Unrealistic growth outlook
For Africa, recent sharp declines in external borrowing costs for many countries amid global optimism on emerging markets provides a “silver lining” to the cloud of debt woes, according to Jacques Nel, head of Africa macro at NKC. “Markets are now open to lending to many sub-Saharan African sovereigns, which could provide the necessary fiscal breathing room in 2021.”
- But official Ethiopian projections for annual economic growth of 8.4% are dismissed by Erasmus. NKC predicts growth of 2.2% given the “dire fiscal position and balance of payments risks.”
- “The near-term outlook is clouded by political tensions ahead of the June election, reputational risks related to armed conflict in Tigray, an upsurge in desert locust infestation and forex shortages,” Erasmus writes.
- That means the long-awaited liberalisation of Ethiopia’s high-potential sectors such as telecommunications and banking is now urgent. This would be the “crucial first step in addressing structural vulnerability and lowering government debt dependence,” Erasmus argues.
Dual-track danger
Zambia, heavily indebted to China, in November became the first African country to default on its debt during the COVID-19 pandemic. Even the G20’s less expansive debt service suspension initiative (DSSI), which allows repayments to be deferred but does not provide for writing off debt, is hard to implement in the absence of transparency, says Harry G. Broadman, managing director at Berkeley Research Group LLC in Washington.
- “The mode and channels through which Chinese lending is made to poor countries present thorny challenges for the effective functioning of the DSSI,” he says.
- Chinese state-owned entities do not face strong incentives to follow market standards of transparency. And on the borrower side, there can be disincentives or bans on fully disclosing the terms and magnitude of debts to Beijing, he adds.

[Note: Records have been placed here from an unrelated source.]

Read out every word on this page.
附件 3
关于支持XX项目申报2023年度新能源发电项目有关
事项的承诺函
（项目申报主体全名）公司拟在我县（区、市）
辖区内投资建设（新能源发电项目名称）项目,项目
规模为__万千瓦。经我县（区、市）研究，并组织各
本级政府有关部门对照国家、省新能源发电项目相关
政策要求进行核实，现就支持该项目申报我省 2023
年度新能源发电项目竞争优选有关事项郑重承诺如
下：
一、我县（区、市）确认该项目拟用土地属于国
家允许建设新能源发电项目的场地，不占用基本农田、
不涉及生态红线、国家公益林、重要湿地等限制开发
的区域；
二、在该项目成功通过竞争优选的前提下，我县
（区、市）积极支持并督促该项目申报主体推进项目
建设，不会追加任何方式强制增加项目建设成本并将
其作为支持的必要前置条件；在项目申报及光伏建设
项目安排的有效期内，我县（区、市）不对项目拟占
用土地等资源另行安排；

A DSSI may have only a limited impact if a debtor government is unable to come clean, Broadman says. “Perversely, what may emerge, in effect, is a dual track paradigm for debt relief, one pertaining to bona fide official flows under the auspices of the DSSI, and the other focused on Chinese debt,” he says. “This would hardly be a framework for sound macroeconomic management in recipient countries.”
Bottom Line
As was the case with Zambia, opaque debts to Chinese creditors are likely to continue to hamper attempts to provide African debt relief.